À ce stade le cerveau n’est plus capable. Le soignants est déconnecté du monde.
Ici le risque de suicide est très élevé, car le soignant est vraiment seul et pour ne plus souffrir la seule solution qui s’offre à ses pensées serait de disparaître…

Stress, burn out, épuisement que fait-on quand on est concerné directement ou indirectement ?

Le mieux est d’appeler la plateforme SPS 0805 23 23 36 gratuite 24/7, un psychologue clinicien formé direct au décroché. Une voix dans la nuit. La famille est un début de solution mais elle n’est pas soignante. Elle est désarmée et ne sait pas toujours vers qui orienter. Elle peut surtout porter et supporter en aidant à sortir du déni et à pousser à consulter.

SPS a créé tout un parcours, de la plateforme avec ses 65 psychologues cliniciens libéraux, au consultants physiques psychologues, généralistes et psychiatres en ville ou à l’hôpital formés SPS (450 consultants formés en décembre 2018) et bien sûr les unités dédiées interprofessionnelles régionales si une hospitalisation se fait sentir.
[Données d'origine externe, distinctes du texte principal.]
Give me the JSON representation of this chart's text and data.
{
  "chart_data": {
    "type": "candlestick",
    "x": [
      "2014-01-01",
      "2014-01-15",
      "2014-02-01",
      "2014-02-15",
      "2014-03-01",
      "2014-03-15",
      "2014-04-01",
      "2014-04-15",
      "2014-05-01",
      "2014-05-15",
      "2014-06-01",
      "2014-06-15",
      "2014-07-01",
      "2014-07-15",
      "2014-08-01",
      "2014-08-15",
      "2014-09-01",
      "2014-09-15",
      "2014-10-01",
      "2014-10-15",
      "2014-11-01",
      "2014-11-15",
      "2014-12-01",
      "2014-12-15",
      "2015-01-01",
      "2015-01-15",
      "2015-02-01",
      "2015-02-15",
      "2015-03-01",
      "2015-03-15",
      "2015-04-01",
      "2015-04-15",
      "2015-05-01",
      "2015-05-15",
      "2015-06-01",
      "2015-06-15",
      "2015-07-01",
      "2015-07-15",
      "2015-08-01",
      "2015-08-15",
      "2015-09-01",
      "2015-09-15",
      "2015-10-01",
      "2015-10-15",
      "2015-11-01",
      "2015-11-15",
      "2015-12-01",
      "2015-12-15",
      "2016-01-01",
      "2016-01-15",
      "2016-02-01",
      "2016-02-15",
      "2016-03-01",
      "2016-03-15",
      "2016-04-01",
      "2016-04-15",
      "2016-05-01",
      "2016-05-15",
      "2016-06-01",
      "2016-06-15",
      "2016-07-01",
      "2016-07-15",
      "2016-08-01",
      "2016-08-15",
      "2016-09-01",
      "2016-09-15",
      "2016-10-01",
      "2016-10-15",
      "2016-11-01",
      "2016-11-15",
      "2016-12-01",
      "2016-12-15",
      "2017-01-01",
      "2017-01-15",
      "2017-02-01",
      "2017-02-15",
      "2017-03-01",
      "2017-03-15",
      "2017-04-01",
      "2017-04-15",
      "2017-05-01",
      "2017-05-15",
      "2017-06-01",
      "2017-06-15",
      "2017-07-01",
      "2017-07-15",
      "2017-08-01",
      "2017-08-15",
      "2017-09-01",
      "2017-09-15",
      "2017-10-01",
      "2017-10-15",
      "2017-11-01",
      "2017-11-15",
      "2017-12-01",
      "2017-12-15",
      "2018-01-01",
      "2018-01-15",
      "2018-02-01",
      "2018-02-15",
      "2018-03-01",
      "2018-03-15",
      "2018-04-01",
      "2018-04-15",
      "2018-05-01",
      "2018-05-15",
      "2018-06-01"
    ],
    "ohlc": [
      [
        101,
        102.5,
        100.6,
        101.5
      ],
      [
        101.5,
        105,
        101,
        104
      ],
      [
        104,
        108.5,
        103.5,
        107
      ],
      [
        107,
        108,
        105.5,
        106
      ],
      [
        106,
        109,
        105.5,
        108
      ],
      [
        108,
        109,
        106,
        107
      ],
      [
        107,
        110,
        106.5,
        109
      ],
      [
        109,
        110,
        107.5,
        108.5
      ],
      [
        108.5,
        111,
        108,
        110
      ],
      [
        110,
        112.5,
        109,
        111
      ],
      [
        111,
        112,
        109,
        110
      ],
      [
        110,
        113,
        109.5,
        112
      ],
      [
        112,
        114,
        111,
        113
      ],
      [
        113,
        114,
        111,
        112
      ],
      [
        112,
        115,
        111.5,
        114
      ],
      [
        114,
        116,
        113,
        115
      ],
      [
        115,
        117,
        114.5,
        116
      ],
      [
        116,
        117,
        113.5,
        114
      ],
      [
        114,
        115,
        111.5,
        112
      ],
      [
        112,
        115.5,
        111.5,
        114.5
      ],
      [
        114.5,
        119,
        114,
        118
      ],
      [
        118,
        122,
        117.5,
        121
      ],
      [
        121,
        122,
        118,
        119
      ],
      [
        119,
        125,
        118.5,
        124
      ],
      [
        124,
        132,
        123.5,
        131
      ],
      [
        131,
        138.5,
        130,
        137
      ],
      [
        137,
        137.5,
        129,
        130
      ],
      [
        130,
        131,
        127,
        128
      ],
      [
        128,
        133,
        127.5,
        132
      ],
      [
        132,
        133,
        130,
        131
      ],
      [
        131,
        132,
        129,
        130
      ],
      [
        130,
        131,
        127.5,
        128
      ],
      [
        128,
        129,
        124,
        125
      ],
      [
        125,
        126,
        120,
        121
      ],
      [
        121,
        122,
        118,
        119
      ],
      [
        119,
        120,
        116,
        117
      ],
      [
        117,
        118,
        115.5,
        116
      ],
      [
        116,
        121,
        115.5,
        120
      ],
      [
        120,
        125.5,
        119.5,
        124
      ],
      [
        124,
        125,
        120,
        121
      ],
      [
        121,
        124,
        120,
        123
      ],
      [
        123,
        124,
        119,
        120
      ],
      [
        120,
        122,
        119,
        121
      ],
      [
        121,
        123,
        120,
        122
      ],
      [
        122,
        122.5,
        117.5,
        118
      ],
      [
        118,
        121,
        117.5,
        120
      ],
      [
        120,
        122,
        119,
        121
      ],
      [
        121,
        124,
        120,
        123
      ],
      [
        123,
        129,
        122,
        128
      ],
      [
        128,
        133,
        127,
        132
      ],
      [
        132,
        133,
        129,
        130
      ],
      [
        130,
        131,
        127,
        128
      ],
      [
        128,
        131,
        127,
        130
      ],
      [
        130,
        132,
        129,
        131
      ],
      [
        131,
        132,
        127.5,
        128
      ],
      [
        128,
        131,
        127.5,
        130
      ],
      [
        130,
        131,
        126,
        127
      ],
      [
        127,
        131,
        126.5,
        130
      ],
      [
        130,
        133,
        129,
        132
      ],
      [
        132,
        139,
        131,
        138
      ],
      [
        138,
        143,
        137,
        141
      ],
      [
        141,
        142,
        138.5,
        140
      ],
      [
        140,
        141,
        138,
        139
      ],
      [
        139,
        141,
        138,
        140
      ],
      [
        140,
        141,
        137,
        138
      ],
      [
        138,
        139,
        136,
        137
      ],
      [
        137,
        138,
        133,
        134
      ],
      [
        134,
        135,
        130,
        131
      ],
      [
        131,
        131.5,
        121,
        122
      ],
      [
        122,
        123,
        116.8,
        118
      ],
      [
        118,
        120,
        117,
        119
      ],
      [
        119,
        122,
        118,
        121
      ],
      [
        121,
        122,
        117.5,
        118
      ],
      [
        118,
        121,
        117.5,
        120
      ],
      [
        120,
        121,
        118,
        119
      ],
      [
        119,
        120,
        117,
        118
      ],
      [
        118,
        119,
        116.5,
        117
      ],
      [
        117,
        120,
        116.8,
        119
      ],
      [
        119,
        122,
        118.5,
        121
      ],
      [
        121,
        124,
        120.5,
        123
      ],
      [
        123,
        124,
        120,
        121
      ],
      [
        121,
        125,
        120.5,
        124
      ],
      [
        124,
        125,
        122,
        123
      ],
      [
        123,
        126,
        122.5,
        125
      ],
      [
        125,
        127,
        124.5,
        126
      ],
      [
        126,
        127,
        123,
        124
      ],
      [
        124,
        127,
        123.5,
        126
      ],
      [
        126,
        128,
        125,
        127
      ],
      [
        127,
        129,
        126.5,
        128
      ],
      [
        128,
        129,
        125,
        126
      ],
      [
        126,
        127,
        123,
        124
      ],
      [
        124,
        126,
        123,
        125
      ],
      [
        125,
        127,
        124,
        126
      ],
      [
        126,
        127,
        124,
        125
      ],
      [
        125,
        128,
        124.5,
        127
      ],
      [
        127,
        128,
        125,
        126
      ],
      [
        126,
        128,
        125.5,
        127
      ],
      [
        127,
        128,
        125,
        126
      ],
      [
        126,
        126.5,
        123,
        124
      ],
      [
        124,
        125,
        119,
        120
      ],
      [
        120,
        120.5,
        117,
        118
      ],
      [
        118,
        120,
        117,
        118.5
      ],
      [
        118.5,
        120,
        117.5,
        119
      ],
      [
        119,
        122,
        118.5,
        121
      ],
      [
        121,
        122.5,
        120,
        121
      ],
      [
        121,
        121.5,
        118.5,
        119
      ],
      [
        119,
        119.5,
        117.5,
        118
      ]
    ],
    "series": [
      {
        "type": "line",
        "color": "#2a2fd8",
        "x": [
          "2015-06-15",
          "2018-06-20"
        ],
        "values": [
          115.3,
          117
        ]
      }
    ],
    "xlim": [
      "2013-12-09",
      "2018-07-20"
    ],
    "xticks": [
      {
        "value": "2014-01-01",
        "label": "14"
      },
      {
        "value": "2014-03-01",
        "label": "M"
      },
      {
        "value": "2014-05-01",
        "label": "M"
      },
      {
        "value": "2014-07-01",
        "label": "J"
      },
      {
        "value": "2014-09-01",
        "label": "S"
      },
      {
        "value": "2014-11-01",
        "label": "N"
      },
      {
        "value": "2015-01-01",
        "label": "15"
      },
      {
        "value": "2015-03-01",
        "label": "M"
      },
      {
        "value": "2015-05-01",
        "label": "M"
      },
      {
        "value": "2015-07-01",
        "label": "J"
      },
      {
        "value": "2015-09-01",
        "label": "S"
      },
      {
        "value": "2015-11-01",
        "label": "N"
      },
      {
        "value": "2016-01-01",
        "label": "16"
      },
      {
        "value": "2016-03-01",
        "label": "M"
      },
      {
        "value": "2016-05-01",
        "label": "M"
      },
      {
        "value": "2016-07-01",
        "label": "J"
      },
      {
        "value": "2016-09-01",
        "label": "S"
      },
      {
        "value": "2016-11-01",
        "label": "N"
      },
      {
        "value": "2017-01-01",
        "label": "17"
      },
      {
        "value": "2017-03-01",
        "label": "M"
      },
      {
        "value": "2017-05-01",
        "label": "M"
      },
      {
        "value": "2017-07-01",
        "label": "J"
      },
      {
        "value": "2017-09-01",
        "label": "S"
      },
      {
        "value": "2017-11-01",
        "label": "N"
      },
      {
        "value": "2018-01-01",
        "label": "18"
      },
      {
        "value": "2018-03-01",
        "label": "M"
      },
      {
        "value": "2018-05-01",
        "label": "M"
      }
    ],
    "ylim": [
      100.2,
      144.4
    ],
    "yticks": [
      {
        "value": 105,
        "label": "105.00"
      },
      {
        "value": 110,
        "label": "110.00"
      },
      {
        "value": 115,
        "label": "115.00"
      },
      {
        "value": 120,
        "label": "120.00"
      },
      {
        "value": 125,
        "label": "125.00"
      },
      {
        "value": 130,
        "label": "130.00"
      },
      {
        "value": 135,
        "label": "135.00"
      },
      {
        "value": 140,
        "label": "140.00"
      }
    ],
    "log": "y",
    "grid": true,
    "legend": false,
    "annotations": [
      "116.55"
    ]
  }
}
Lorsqu’on est concerné directement je dirai que la seconde fois c’est plus simple car on a déjà été formé et tous ces signes avant-coureurs vous servent maintenant d’alerte.
On sait par quelles étapes on va passer et on a déjà la méthodologie, on a déjà croisé des soignants, on les connaît, on n’est plus seul depuis longtemps.
En plus après rémission, on s’intéresse en général plus au sujet et on suit l’actualité et les évolutions qui se font jour dans ce cadre. On devient parfois un acteur SPS de territoire.

Quand c’est la première fois, c’est très différent, la découverte de cet enchaînement qui peut devenir mortel est très douloureuse et on ne sait à qui s’adresser car on a toujours l’impression qu’on ne sera pas compris, qu’aucun interlocuteur ne sera à la hauteur de ce que nous vivons, que personne ne comprend rien!
La solitude est maximale et totale, le sentiment d’abandon prime.
C’est le grand vide!

C’est pourquoi nous devons toutes et tous démystifier le sujet du burn out et de l’épuisement professionnel. Déculpabiliser les collègues atteints c’est la priorité.
Ce n’est pas leur personne qui a failli, mais le système dans lequel ils évoluent qui est en train de faillir et ils en sont les lanceurs d’alerte.
D’autres ont craqué déjà bien avant et ont été pris en charge mais pour d’autres raisons souvent organiques, passées plus inaperçues.
Ceux qui arrivent au stade du burn out sont ceux dont le corps a résisté le plus longtemps, qui se sont donnés le plus et le plus longtemps pensant pouvoir éponger les failles du système et régler tout.

Il n’y a que lorsqu’ils entrent en conflit éthique avec les valeurs de leur métier, qu’ils ouvrent les yeux, qu’ils commencent à ne plus accepter l’inacceptable, mais il est trop tard pour un retour en arrière. Il doivent alors être pris en charge et entrer dans un parcours de soin, soit par eux même soit grâce à une sentinelle bienveillante SPS.